Morandell setzt sich für eine stärkere Verbreitung von Engelsgräbern auf Friedhöfen ein: „Dieses Thema soll nicht länger verschwiegen werden, sondern es muss endlich offen ausgesprochen werden.“

Allerdings sind Fehlgeburten und Stillgeburten weiterhin Tabuthema. Viele Frauen leiden darunter, schämen sich gar dafür, und nur die wenigsten finden den Mut, offen darüber zu sprechen. Auch die Kirche bemühe sich darum, die betroffenen Eltern auf ihrem Trauerweg zu begleiten, betont Familienseelsorger Fiung. Dies schließe auch eine Bestattung, unabhängig von der Schwangerschaftswoche, mit ein: „Da wird kein Unterschied gemacht, ob es sich um einen erwachsenen Menschen oder um einen Fötus handelt.

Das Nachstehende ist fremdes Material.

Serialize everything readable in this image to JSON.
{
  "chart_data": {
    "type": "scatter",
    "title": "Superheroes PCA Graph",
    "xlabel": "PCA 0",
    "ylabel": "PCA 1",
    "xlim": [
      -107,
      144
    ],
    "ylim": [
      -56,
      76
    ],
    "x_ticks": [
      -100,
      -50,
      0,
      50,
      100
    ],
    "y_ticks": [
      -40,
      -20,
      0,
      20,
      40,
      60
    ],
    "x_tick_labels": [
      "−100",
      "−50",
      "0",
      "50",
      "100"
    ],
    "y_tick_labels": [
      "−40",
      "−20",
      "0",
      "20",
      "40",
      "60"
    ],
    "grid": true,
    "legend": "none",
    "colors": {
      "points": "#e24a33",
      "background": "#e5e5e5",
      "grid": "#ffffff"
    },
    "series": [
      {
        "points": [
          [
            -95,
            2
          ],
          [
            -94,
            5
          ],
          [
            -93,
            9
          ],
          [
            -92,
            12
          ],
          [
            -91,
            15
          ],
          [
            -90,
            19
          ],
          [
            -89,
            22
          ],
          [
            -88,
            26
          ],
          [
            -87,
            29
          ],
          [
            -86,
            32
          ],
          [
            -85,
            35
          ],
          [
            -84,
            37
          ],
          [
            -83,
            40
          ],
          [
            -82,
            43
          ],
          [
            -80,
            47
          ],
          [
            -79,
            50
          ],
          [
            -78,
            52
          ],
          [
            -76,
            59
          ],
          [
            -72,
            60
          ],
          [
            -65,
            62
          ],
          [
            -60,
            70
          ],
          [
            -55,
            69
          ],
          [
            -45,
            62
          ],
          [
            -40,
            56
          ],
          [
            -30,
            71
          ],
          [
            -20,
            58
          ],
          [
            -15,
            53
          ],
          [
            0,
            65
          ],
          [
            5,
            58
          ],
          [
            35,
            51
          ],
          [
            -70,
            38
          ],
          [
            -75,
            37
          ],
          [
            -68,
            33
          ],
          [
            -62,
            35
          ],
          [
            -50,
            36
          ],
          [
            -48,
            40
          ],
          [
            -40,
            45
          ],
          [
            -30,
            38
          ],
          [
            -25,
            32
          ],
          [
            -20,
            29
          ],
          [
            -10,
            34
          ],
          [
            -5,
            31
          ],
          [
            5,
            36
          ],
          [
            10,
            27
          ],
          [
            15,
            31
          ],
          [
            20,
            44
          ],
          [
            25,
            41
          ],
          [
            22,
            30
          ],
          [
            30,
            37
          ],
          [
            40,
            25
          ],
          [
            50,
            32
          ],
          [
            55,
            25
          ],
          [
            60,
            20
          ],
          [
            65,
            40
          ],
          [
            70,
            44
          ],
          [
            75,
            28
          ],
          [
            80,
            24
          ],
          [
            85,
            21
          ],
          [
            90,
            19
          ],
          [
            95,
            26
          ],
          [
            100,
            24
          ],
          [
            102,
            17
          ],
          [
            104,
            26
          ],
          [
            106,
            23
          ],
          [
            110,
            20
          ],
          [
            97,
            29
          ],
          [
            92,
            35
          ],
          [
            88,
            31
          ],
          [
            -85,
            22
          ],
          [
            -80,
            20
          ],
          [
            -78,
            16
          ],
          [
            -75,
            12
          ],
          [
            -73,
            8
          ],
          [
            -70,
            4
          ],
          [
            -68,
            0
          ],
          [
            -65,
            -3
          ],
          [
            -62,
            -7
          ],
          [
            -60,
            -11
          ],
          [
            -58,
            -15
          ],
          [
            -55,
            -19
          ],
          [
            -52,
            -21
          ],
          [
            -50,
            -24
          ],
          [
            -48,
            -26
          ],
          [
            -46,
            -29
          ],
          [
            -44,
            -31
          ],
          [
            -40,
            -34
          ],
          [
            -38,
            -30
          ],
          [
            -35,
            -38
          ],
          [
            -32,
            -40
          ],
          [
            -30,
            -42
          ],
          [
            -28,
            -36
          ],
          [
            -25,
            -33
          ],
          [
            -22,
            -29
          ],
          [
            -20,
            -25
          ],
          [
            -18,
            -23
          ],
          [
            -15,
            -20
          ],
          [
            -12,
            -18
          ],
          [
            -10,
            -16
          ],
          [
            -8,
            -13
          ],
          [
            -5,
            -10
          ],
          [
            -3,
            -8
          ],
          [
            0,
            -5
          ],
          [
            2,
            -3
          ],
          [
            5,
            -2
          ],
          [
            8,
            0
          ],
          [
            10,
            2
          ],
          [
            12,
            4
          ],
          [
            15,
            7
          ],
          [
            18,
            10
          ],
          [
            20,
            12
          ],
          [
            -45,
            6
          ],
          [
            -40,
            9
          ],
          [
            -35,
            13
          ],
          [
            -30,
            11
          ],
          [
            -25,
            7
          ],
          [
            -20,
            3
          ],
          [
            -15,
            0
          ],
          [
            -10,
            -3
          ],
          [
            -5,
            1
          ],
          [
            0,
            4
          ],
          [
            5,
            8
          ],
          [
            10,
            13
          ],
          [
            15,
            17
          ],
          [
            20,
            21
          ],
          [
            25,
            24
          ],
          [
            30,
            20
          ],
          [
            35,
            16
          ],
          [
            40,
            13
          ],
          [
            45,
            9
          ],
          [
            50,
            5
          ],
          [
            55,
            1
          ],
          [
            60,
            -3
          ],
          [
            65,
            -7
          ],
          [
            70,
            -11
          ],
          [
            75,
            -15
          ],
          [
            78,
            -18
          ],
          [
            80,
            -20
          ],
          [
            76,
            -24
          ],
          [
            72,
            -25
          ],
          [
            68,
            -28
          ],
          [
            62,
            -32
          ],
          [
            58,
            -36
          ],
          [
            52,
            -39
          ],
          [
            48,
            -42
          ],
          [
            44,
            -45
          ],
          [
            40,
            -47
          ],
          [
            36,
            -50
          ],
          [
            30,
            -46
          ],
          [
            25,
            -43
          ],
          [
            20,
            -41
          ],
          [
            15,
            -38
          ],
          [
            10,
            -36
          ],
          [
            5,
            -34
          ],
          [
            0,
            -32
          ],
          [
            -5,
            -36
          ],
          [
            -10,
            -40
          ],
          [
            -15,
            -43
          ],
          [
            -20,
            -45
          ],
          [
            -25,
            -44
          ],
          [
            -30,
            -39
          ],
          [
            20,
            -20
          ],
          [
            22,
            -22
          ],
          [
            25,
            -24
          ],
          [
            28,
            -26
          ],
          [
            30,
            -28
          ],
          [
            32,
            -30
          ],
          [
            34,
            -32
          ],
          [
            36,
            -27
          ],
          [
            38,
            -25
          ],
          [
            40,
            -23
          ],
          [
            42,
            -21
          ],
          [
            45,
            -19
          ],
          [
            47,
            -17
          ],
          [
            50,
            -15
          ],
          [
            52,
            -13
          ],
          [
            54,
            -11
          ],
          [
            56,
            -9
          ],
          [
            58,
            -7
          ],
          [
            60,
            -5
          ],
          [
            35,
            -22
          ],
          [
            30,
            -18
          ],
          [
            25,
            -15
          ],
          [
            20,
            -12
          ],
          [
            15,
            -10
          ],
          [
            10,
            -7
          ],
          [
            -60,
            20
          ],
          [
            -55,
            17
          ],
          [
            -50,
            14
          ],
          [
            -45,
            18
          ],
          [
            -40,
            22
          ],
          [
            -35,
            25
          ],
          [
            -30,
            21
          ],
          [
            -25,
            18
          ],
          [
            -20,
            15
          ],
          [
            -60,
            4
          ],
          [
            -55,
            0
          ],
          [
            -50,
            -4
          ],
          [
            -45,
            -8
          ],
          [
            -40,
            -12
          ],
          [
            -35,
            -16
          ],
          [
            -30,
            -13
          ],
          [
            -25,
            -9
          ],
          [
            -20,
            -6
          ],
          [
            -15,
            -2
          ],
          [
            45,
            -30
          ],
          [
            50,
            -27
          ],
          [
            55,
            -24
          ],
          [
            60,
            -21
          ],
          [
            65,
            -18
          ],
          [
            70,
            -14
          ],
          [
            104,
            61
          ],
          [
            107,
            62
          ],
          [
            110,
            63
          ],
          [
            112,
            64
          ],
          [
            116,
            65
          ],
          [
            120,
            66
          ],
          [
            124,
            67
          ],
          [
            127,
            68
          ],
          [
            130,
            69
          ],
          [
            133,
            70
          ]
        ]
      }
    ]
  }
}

Die Familienangehörigen haben das Recht auf einen Ort, an dem sie trauern können. Das ist wichtig für die Trauerbewältigung und den Verarbeitungsprozess. Sich von seinem ungeborenen Kind, einer Hoffnung, zu verabschieden, braucht viel Kraft und Geduld.“

Umso wichtiger sei es daher, Eltern über diese Möglichkeit der Bestattung genügend aufzuklären.